My elderly guide is all decked out in an Oca-green blazer with a white shirt and a red bow tie. The white mustache and flowing hair make him look like a yachtsman for the green team, but today he is il professore. We’ve scarcely said “Buongiorno” before he launches into a monologue about the tratta, the arcane system by which each contrada receives its horse by random draw — just three days, mind you, before the big race. A veterinarian is at this moment checking out all the horses entered in the pool, because the rules say a contrada cannot give back its fated animal, even if it turns out to be lame. However, attempting to poison the steed of your enemy is an honorable tradition.
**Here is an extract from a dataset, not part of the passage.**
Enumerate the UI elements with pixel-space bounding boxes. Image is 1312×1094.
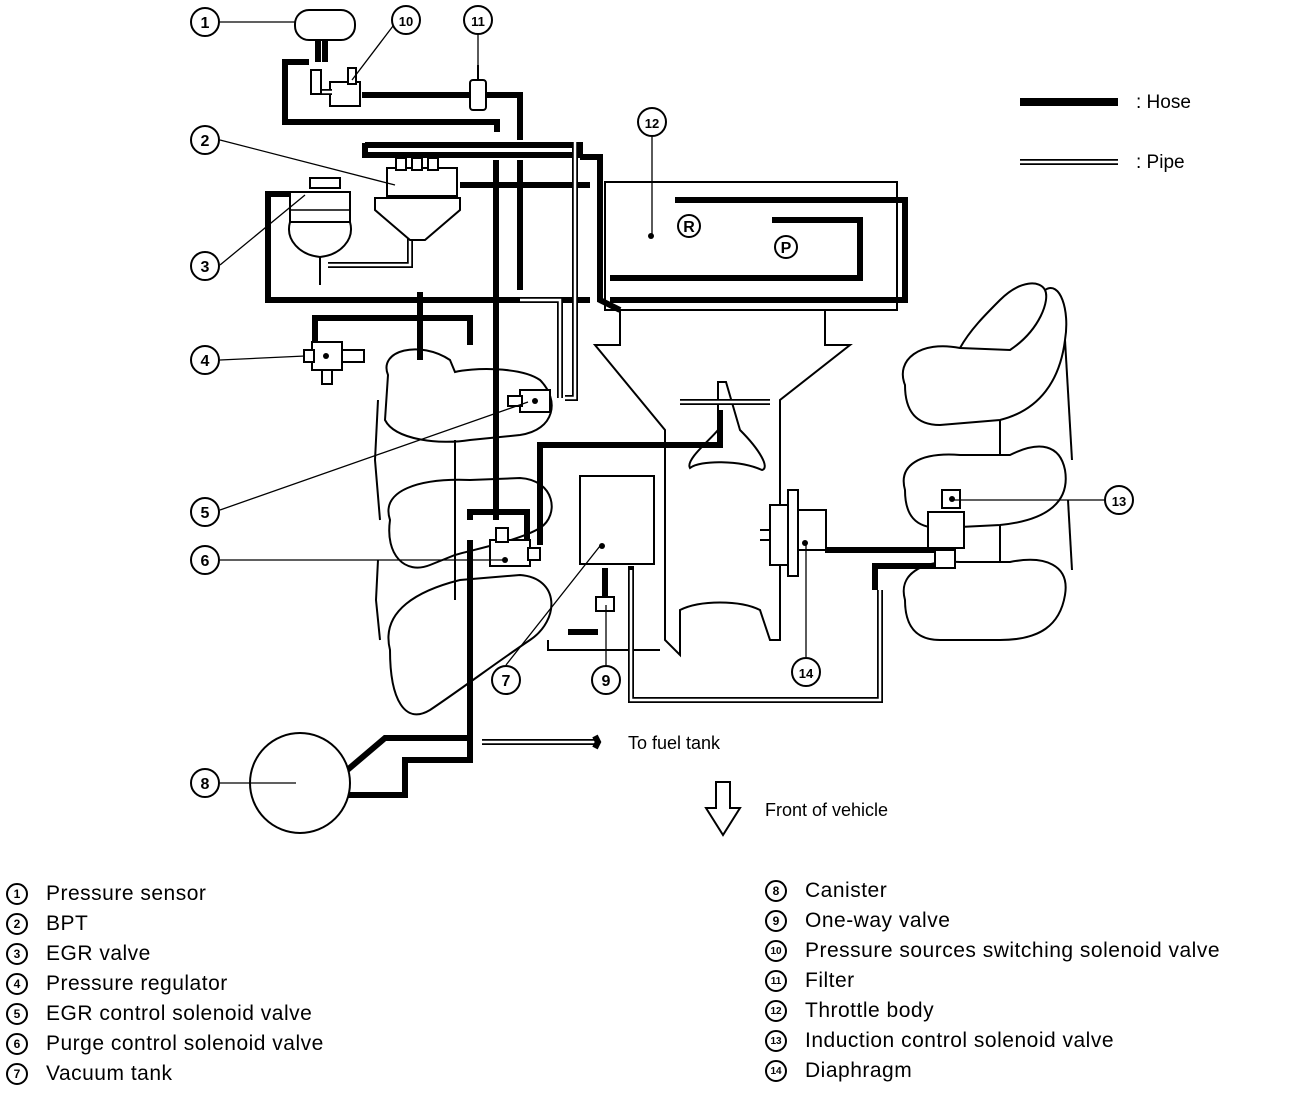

We park outside the walls of the city and hurry past Ethiopian traders opening their stalls of Chinese-made contraband handbags. There aren’t many tourists yet. It is barely 7:30 a.m. and the sun is already burning. We climb up hills, then down into the Piazza del Campo. Police are posted at the many entrances. After the empty streets, it is a shock to pass through the archways and discover a massive gathering of thousands of contrade members, as if the entire city had been herded into the plaza.

Sofri puts a hand at the small of my back, guiding us through the crowd to the doorway of one of the private palazzos that overlook the Campo. He unlocks a forbidding outer door, and then we enter a cool tiled lobby, climbing four stories to the top-floor apartment, a large open space dominated by an arch. Beyond is a fireplace with a window on either side from which you can see the square.

“Please. Be at home.”

Home it is, with warm yellow walls, mismatched wing chairs, a red-and-white-peppermint-striped sofa for rainy afternoons leafing through the books and journals on the coffee table. A brass telescope stands in silhouette against the brash white light coming through the open shutters; there are stag horns on the mantelpiece, above which a Napoleonic portrait stares out.

“Take a good look,” he calls from the kitchen.

The view is vertiginous and astonishing. The Piazza del Campo is shaped like a shell made of pink brick and gray travertine, rimmed with cafés at the foot of seven-story buildings that are joined together shoulder to shoulder. As the sun rises, their windows take on a glow like the amber eyes of the wolves that are the symbol of the city. Over the past few days, citizens have shoveled yellow earth off a truck and covered the outer ring of the Campo, transforming it into a racetrack. Sofri says it is good luck to touch la tèrra, the holy earth, which is as soft as powdered mustard.

“When you hold la tèrra in your hand, you hold the miracle of rebirth. Il Palio is about to begin. There is a saying, whenever we find ourselves fretting over something small and insignificant: ‘Don’t worry, because there will soon be la tèrra in piazza — earth in the piazza.’ The cycle of life will go on.” I find myself staring down at thousands of men surging toward a small arena where ten unsaddled horses held by grooms are pulling nervously. The crowd seems young — average age thirty — ordinary men in short-sleeved polo shirts with cowls of their contrada scarves, excited to a fever pitch. I can see TV cameras and the flat white caps of local policemen. But from an FBI point of view, the Campo is a security nightmare.

You have a ring of ancient, unreinforced structures filled with windows. An enclosed, bowl-like space with narrow exits and roofs galore, creating the potential for a catastrophic number of casualties. They predict that on the evening of the decisive race, on day four of Palio, over sixty thousand people will jam shoulder to shoulder in the center of the ring, totally transfixed by violent men riding unpredictable animals. Nobody will be looking up.

“I hope a well-trained military unit is minding the store,” I call back to Sofri. “Because this is an invitation to bad things happening.” “It is very emotional. There are always fights,” Sofri answers. “It is expected.” I join him in the kitchen for the coffee ritual. With the most sophisticated apparatusus in the world available to him — some of which he invented — Sofri prefers the classic two-cup stovetop espresso maker, which produces a crèma (the delicate layer of foam) that is almost sweet. He talks about balance of taste in the espresso liquor as if it were fine brandy. It would be an unforgivable transgression to dilute the essence with steamed milk.